Along with his defiance against racism and his support for the working class, Dr. King decried US imperial wars around the world. In 1967, exactly one year before his death, he gave his famous speech, “Beyond Vietnam, A Time to Break Silence.”
He said, “I knew I could never again raise my voice against the violence of the oppressed in the ghettos without having first spoken clearly to the greatest purveyor of violence in the world today – my own government.”
He went on to say, “A true revolution of values will lay hand on the world order and say of war, “This way of handling differences is not just.”…..A nation that continues year after year to spend more money on military defense than on programs of social uplift is approaching spiritual death.”
And, “Every nation must now develop an overriding loyalty to mankind as a whole in order to preserve the best of individual societies. …We can no longer afford to worship the god of hate or bow before the altar of retaliation.”
No to Weaponized Drones! No Nuclear Weapons! Build Roads and Schools, not deadly weapons. Housing and Medical care for all!
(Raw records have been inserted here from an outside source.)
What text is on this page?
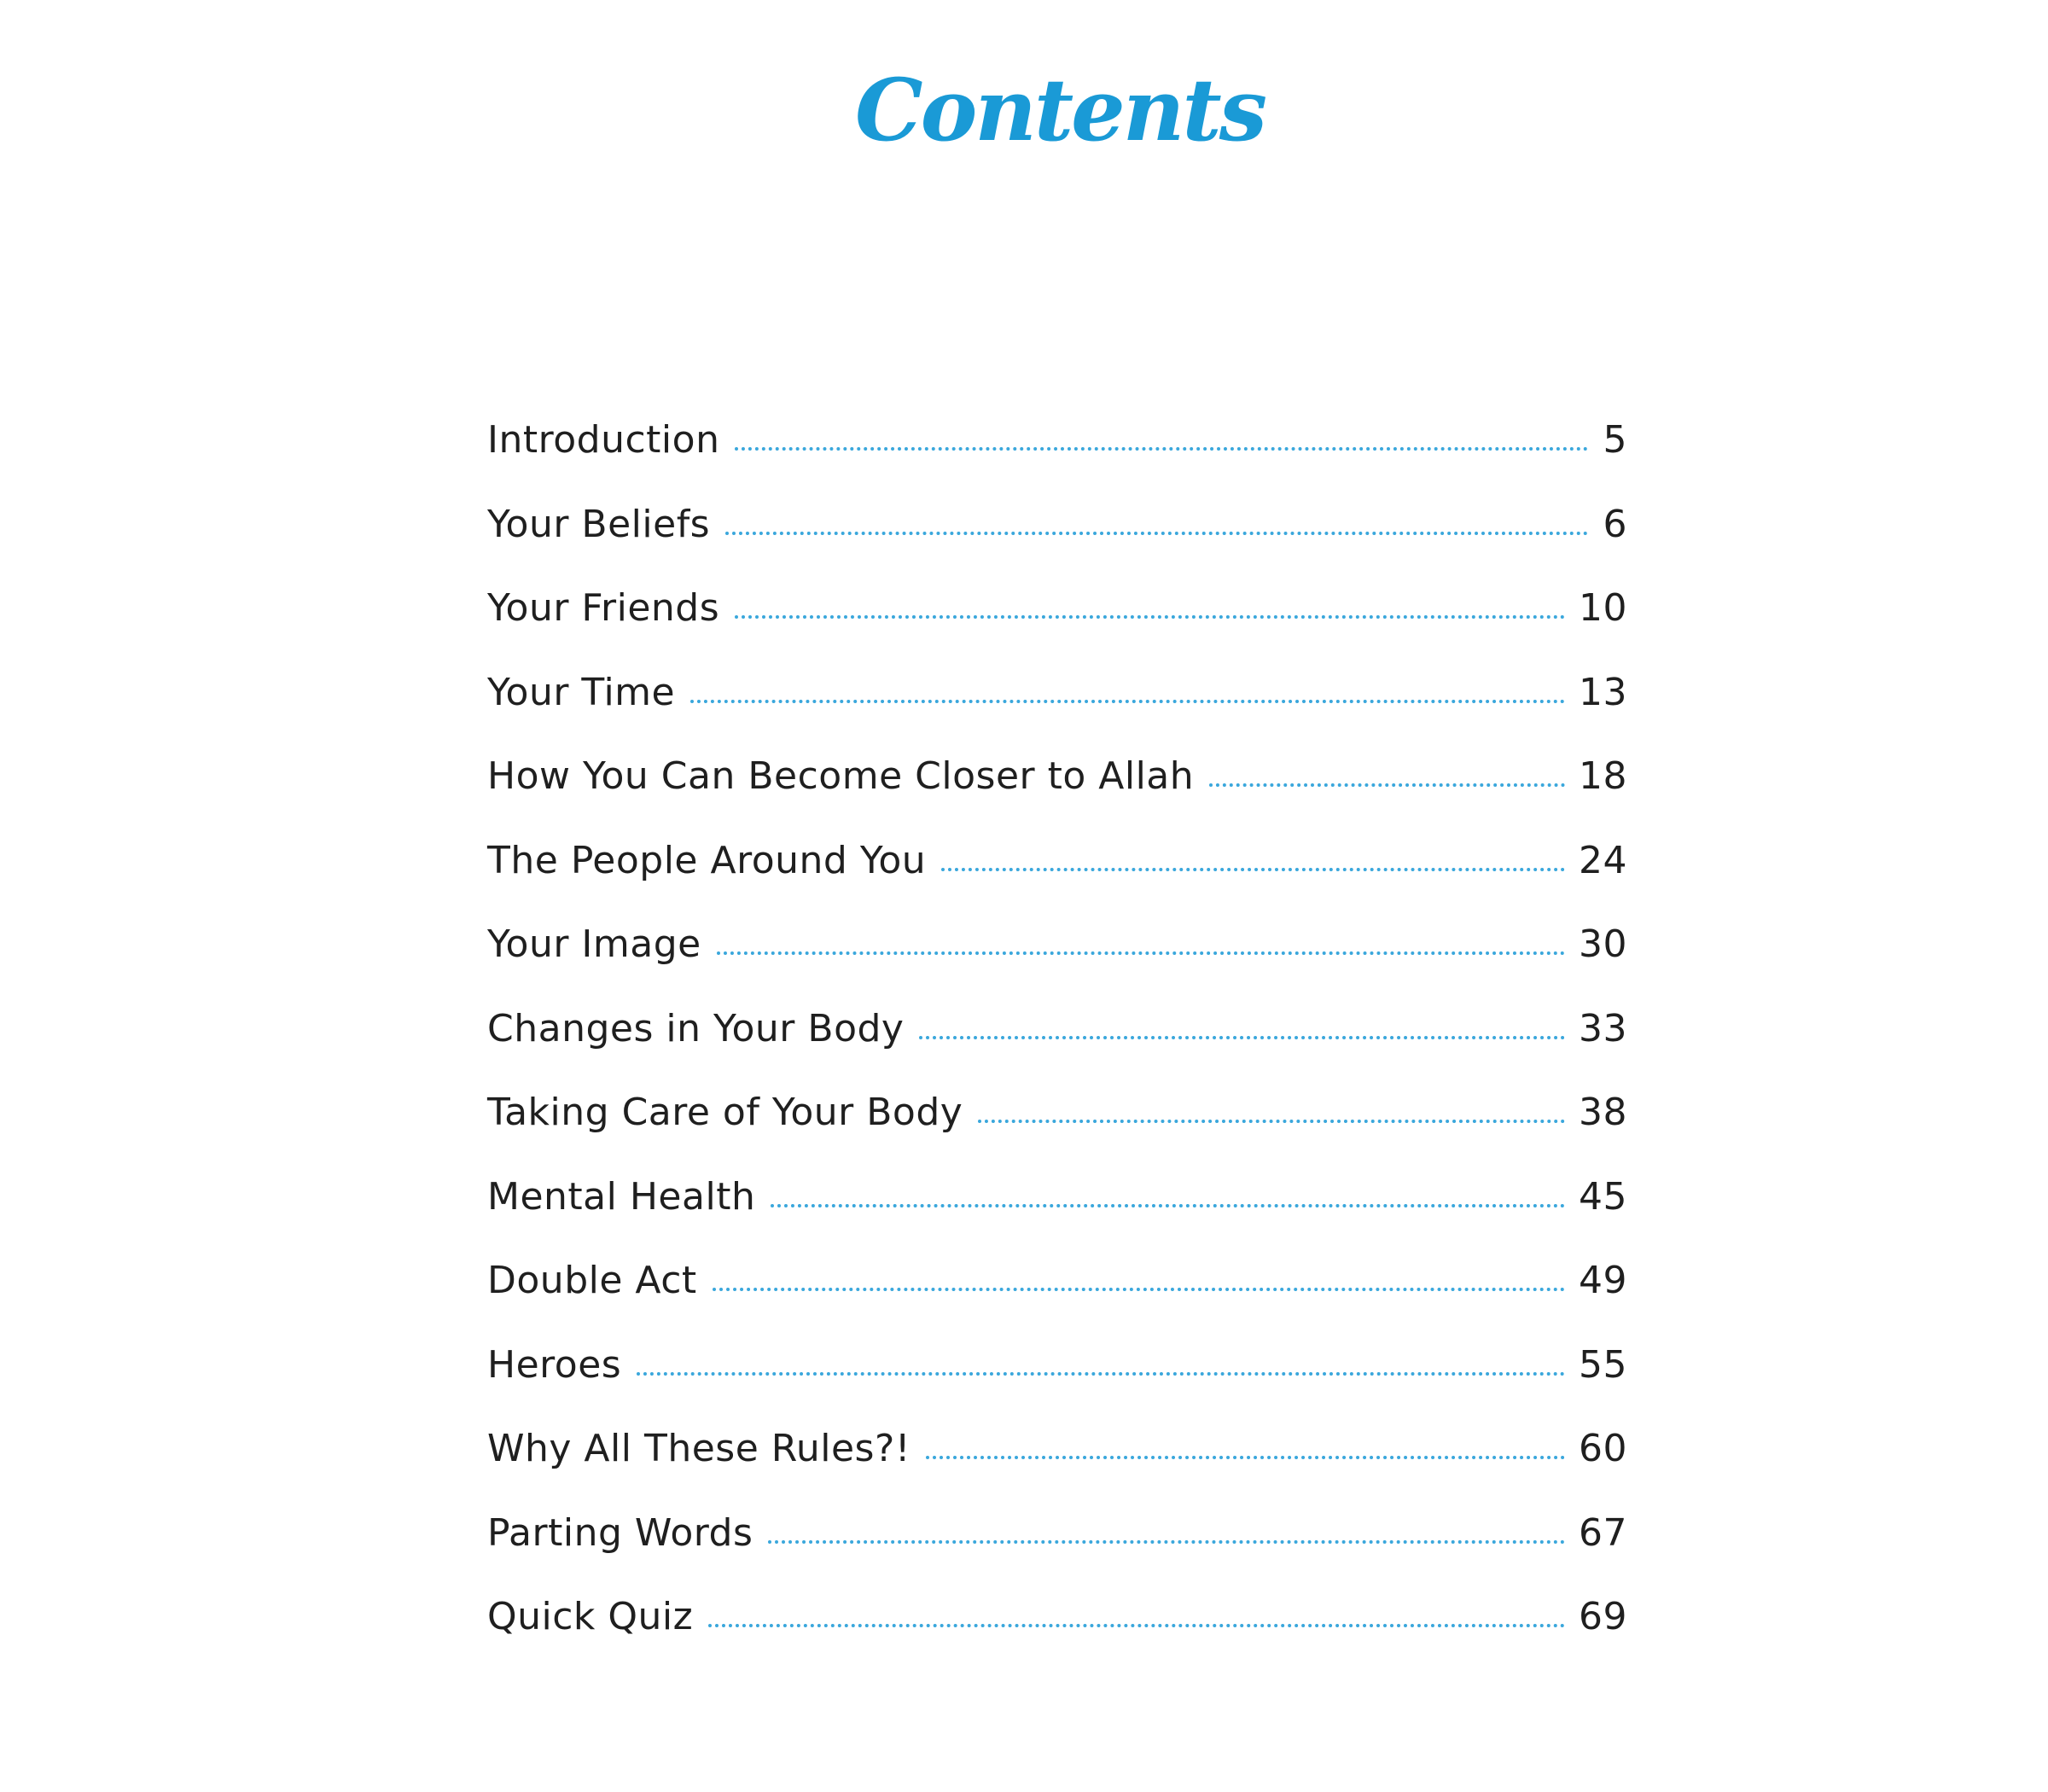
Contents
Introduction	5
Your Beliefs	6
Your Friends	10
Your Time	13
How You Can Become Closer to Allah	18
The People Around You	24
Your Image	30
Changes in Your Body	33
Taking Care of Your Body	38
Mental Health	45
Double Act	49
Heroes	55
Why All These Rules?!	60
Parting Words	67
Quick Quiz	69
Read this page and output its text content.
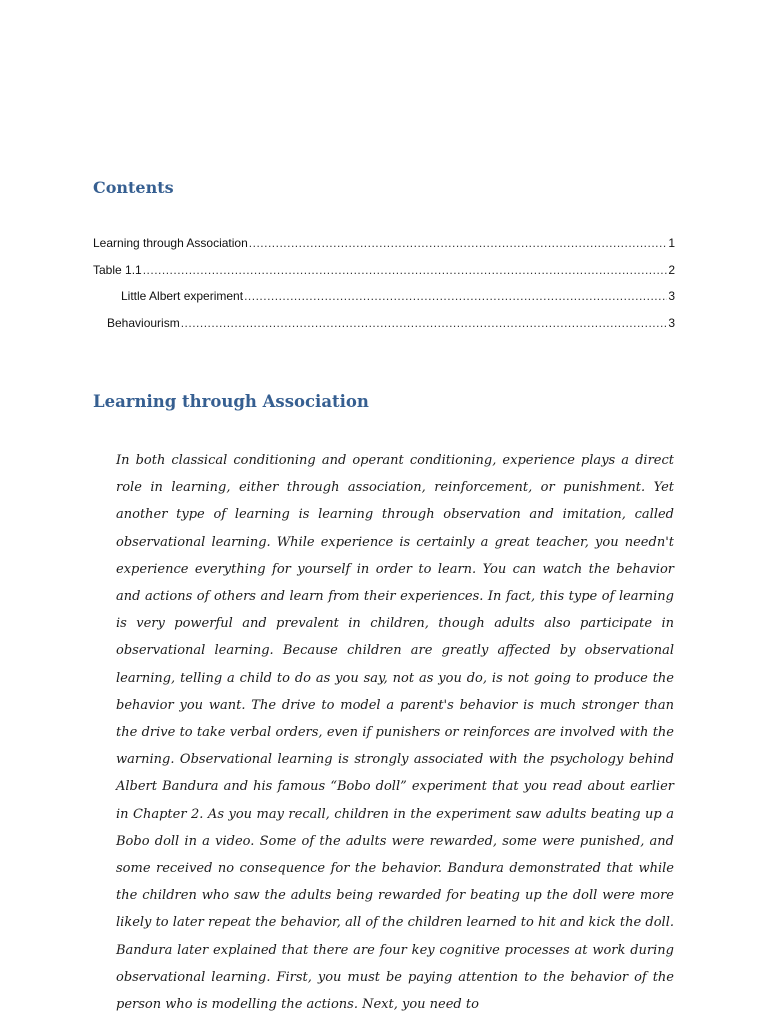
Contents
Learning through Association .....	1
Table 1.1 .....	2
Little Albert experiment .....	3
Behaviourism .....	3
Learning through Association

In both classical conditioning and operant conditioning, experience plays a direct role in learning, either through association, reinforcement, or punishment. Yet another type of learning is learning through observation and imitation, called observational learning. While experience is certainly a great teacher, you needn't experience everything for yourself in order to learn. You can watch the behavior and actions of others and learn from their experiences. In fact, this type of learning is very powerful and prevalent in children, though adults also participate in observational learning. Because children are greatly affected by observational learning, telling a child to do as you say, not as you do, is not going to produce the behavior you want. The drive to model a parent's behavior is much stronger than the drive to take verbal orders, even if punishers or reinforces are involved with the warning. Observational learning is strongly associated with the psychology behind Albert Bandura and his famous “Bobo doll” experiment that you read about earlier in Chapter 2. As you may recall, children in the experiment saw adults beating up a Bobo doll in a video. Some of the adults were rewarded, some were punished, and some received no consequence for the behavior. Bandura demonstrated that while the children who saw the adults being rewarded for beating up the doll were more likely to later repeat the behavior, all of the children learned to hit and kick the doll. Bandura later explained that there are four key cognitive processes at work during observational learning. First, you must be paying attention to the behavior of the person who is modelling the actions. Next, you need to
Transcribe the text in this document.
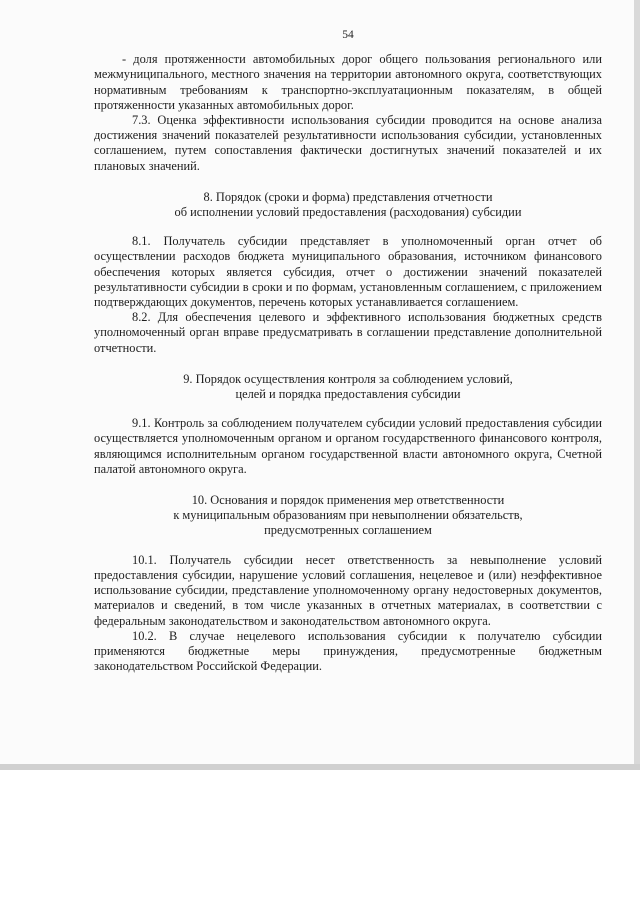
54

- доля протяженности автомобильных дорог общего пользования регионального или межмуниципального, местного значения на территории автономного округа, соответствующих нормативным требованиям к транспортно-эксплуатационным показателям, в общей протяженности указанных автомобильных дорог.

7.3. Оценка эффективности использования субсидии проводится на основе анализа достижения значений показателей результативности использования субсидии, установленных соглашением, путем сопоставления фактически достигнутых значений показателей и их плановых значений.

8. Порядок (сроки и форма) представления отчетности
об исполнении условий предоставления (расходования) субсидии

8.1. Получатель субсидии представляет в уполномоченный орган отчет об осуществлении расходов бюджета муниципального образования, источником финансового обеспечения которых является субсидия, отчет о достижении значений показателей результативности субсидии в сроки и по формам, установленным соглашением, с приложением подтверждающих документов, перечень которых устанавливается соглашением.

8.2. Для обеспечения целевого и эффективного использования бюджетных средств уполномоченный орган вправе предусматривать в соглашении представление дополнительной отчетности.

9. Порядок осуществления контроля за соблюдением условий,
целей и порядка предоставления субсидии

9.1. Контроль за соблюдением получателем субсидии условий предоставления субсидии осуществляется уполномоченным органом и органом государственного финансового контроля, являющимся исполнительным органом государственной власти автономного округа, Счетной палатой автономного округа.

10. Основания и порядок применения мер ответственности
к муниципальным образованиям при невыполнении обязательств,
предусмотренных соглашением

10.1. Получатель субсидии несет ответственность за невыполнение условий предоставления субсидии, нарушение условий соглашения, нецелевое и (или) неэффективное использование субсидии, представление уполномоченному органу недостоверных документов, материалов и сведений, в том числе указанных в отчетных материалах, в соответствии с федеральным законодательством и законодательством автономного округа.

10.2. В случае нецелевого использования субсидии к получателю субсидии применяются бюджетные меры принуждения, предусмотренные бюджетным законодательством Российской Федерации.
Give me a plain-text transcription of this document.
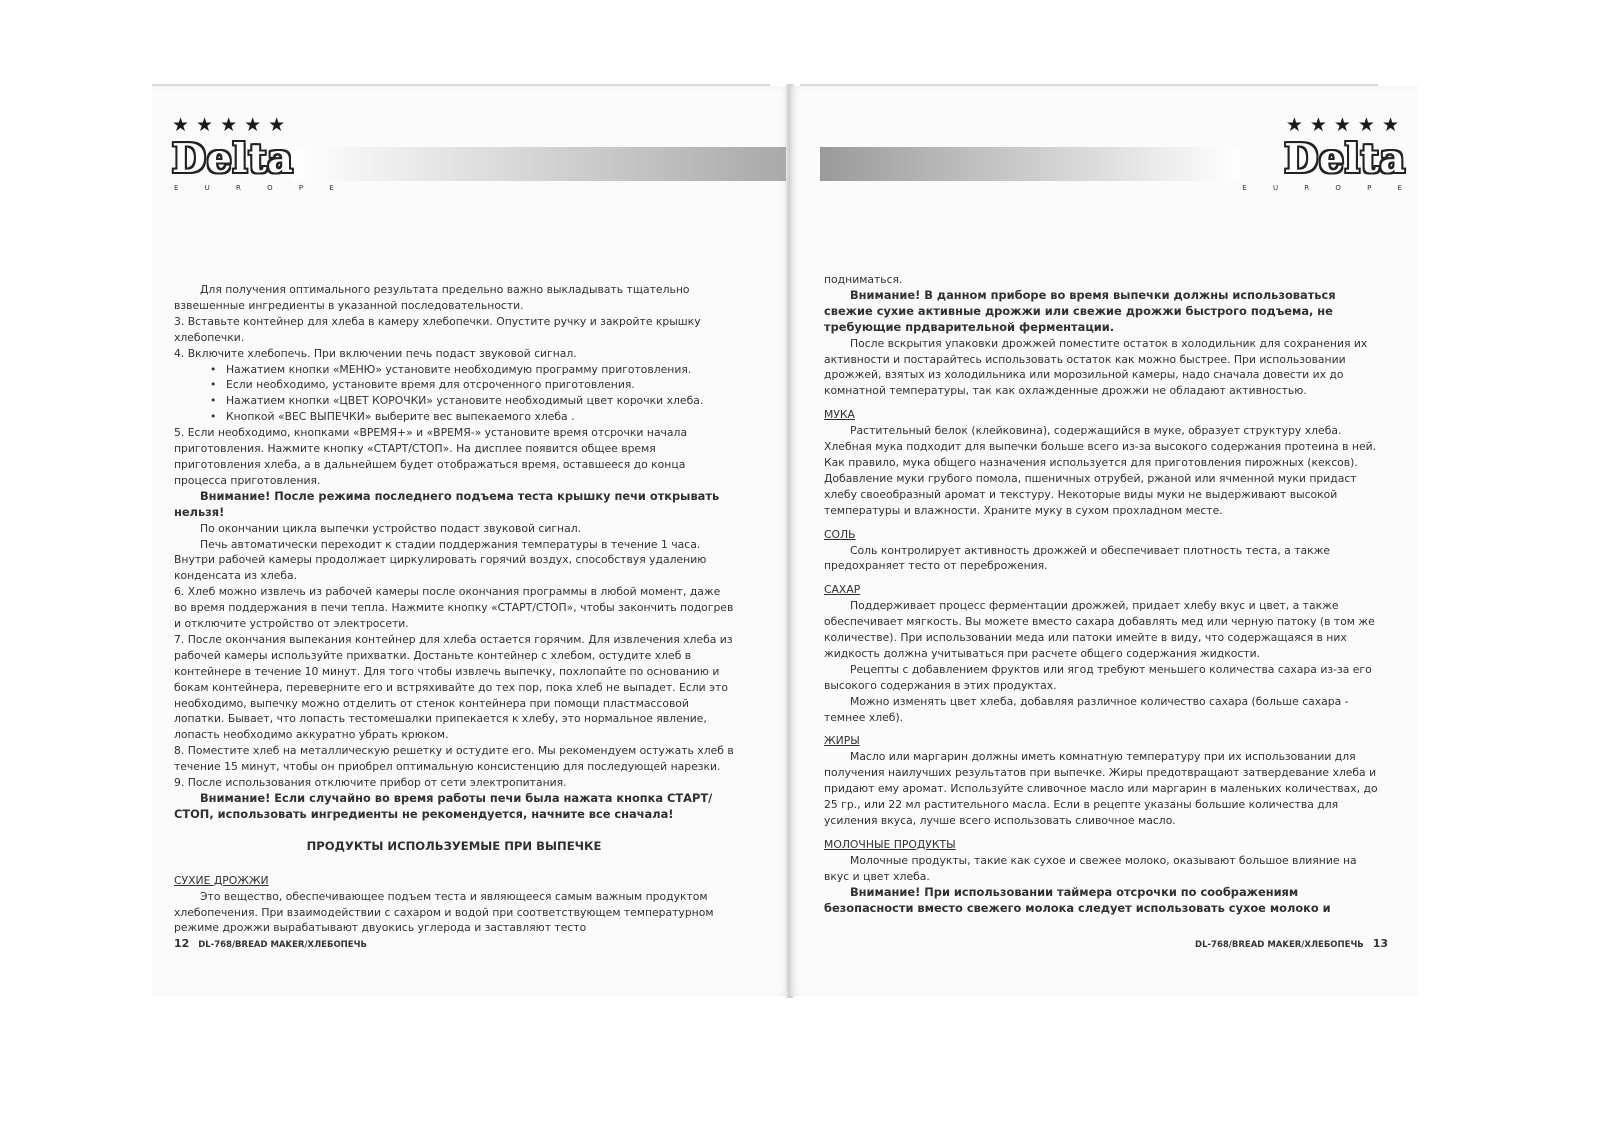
★★★★★
Delta
E U R O P E

Для получения оптимального результата предельно важно выкладывать тщательно взвешенные ингредиенты в указанной последовательности.

3. Вставьте контейнер для хлеба в камеру хлебопечки. Опустите ручку и закройте крышку хлебопечки.

4. Включите хлебопечь. При включении печь подаст звуковой сигнал.

• Нажатием кнопки «МЕНЮ» установите необходимую программу приготовления.

• Если необходимо, установите время для отсроченного приготовления.

• Нажатием кнопки «ЦВЕТ КОРОЧКИ» установите необходимый цвет корочки хлеба.

• Кнопкой «ВЕС ВЫПЕЧКИ» выберите вес выпекаемого хлеба .

5. Если необходимо, кнопками «ВРЕМЯ+» и «ВРЕМЯ-» установите время отсрочки начала приготовления. Нажмите кнопку «СТАРТ/СТОП». На дисплее появится общее время приготовления хлеба, а в дальнейшем будет отображаться время, оставшееся до конца процесса приготовления.

Внимание! После режима последнего подъема теста крышку печи открывать нельзя!

По окончании цикла выпечки устройство подаст звуковой сигнал.

Печь автоматически переходит к стадии поддержания температуры в течение 1 часа. Внутри рабочей камеры продолжает циркулировать горячий воздух, способствуя удалению конденсата из хлеба.

6. Хлеб можно извлечь из рабочей камеры после окончания программы в любой момент, даже во время поддержания в печи тепла. Нажмите кнопку «СТАРТ/СТОП», чтобы закончить подогрев и отключите устройство от электросети.

7. После окончания выпекания контейнер для хлеба остается горячим. Для извлечения хлеба из рабочей камеры используйте прихватки. Достаньте контейнер с хлебом, остудите хлеб в контейнере в течение 10 минут. Для того чтобы извлечь выпечку, похлопайте по основанию и бокам контейнера, переверните его и встряхивайте до тех пор, пока хлеб не выпадет. Если это необходимо, выпечку можно отделить от стенок контейнера при помощи пластмассовой лопатки. Бывает, что лопасть тестомешалки припекается к хлебу, это нормальное явление, лопасть необходимо аккуратно убрать крюком.

8. Поместите хлеб на металлическую решетку и остудите его. Мы рекомендуем остужать хлеб в течение 15 минут, чтобы он приобрел оптимальную консистенцию для последующей нарезки.

9. После использования отключите прибор от сети электропитания.

Внимание! Если случайно во время работы печи была нажата кнопка СТАРТ/СТОП, использовать ингредиенты не рекомендуется, начните все сначала!

ПРОДУКТЫ ИСПОЛЬЗУЕМЫЕ ПРИ ВЫПЕЧКЕ

СУХИЕ ДРОЖЖИ

Это вещество, обеспечивающее подъем теста и являющееся самым важным продуктом хлебопечения. При взаимодействии с сахаром и водой при соответствующем температурном режиме дрожжи вырабатывают двуокись углерода и заставляют тесто

12 DL-768/BREAD MAKER/ХЛЕБОПЕЧЬ
★★★★★
Delta
E U R O P E

подниматься.

Внимание! В данном приборе во время выпечки должны использоваться свежие сухие активные дрожжи или свежие дрожжи быстрого подъема, не требующие прдварительной ферментации.

После вскрытия упаковки дрожжей поместите остаток в холодильник для сохранения их активности и постарайтесь использовать остаток как можно быстрее. При использовании дрожжей, взятых из холодильника или морозильной камеры, надо сначала довести их до комнатной температуры, так как охлажденные дрожжи не обладают активностью.

МУКА

Растительный белок (клейковина), содержащийся в муке, образует структуру хлеба. Хлебная мука подходит для выпечки больше всего из-за высокого содержания протеина в ней. Как правило, мука общего назначения используется для приготовления пирожных (кексов). Добавление муки грубого помола, пшеничных отрубей, ржаной или ячменной муки придаст хлебу своеобразный аромат и текстуру. Некоторые виды муки не выдерживают высокой температуры и влажности. Храните муку в сухом прохладном месте.

СОЛЬ

Соль контролирует активность дрожжей и обеспечивает плотность теста, а также предохраняет тесто от перебрoжения.

САХАР

Поддерживает процесс ферментации дрожжей, придает хлебу вкус и цвет, а также обеспечивает мягкость. Вы можете вместо сахара добавлять мед или черную патоку (в том же количестве). При использовании меда или патоки имейте в виду, что содержащаяся в них жидкость должна учитываться при расчете общего содержания жидкости.

Рецепты с добавлением фруктов или ягод требуют меньшего количества сахара из-за его высокого содержания в этих продуктах.

Можно изменять цвет хлеба, добавляя различное количество сахара (больше сахара - темнее хлеб).

ЖИРЫ

Масло или маргарин должны иметь комнатную температуру при их использовании для получения наилучших результатов при выпечке. Жиры предотвращают затвердевание хлеба и придают ему аромат. Используйте сливочное масло или маргарин в маленьких количествах, до 25 гр., или 22 мл растительного масла. Если в рецепте указаны большие количества для усиления вкуса, лучше всего использовать сливочное масло.

МОЛОЧНЫЕ ПРОДУКТЫ

Молочные продукты, такие как сухое и свежее молоко, оказывают большое влияние на вкус и цвет хлеба.

Внимание! При использовании таймера отсрочки по соображениям безопасности вместо свежего молока следует использовать сухое молоко и

DL-768/BREAD MAKER/ХЛЕБОПЕЧЬ 13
Create jobs not weapons; love not war.
Because the economy runs on war, Rev Martin Luther King Jr.’s identification of militarism as one of the triplets of evil in our culture is often set aside to focus on racism and poverty. Lets not break the circle.
At the largest university campus entertainment structure in the United States last night, the ugly face of militarism was raised beside it’s evil brethren, poverty and racism. Dr. King could no longer remain silent. Neither can we. Last night, there was joy in holding Dr. King’s message in it’s fullness among almost two thousand at Syracuse University Dome.
Thanks to members of the Syracuse Peace Council, Upstate Drone Action, Pax Christi, Ithaca Catholic Workers, Veterans for Peace Chapter 90, and Peace Action of NYS for for joining us.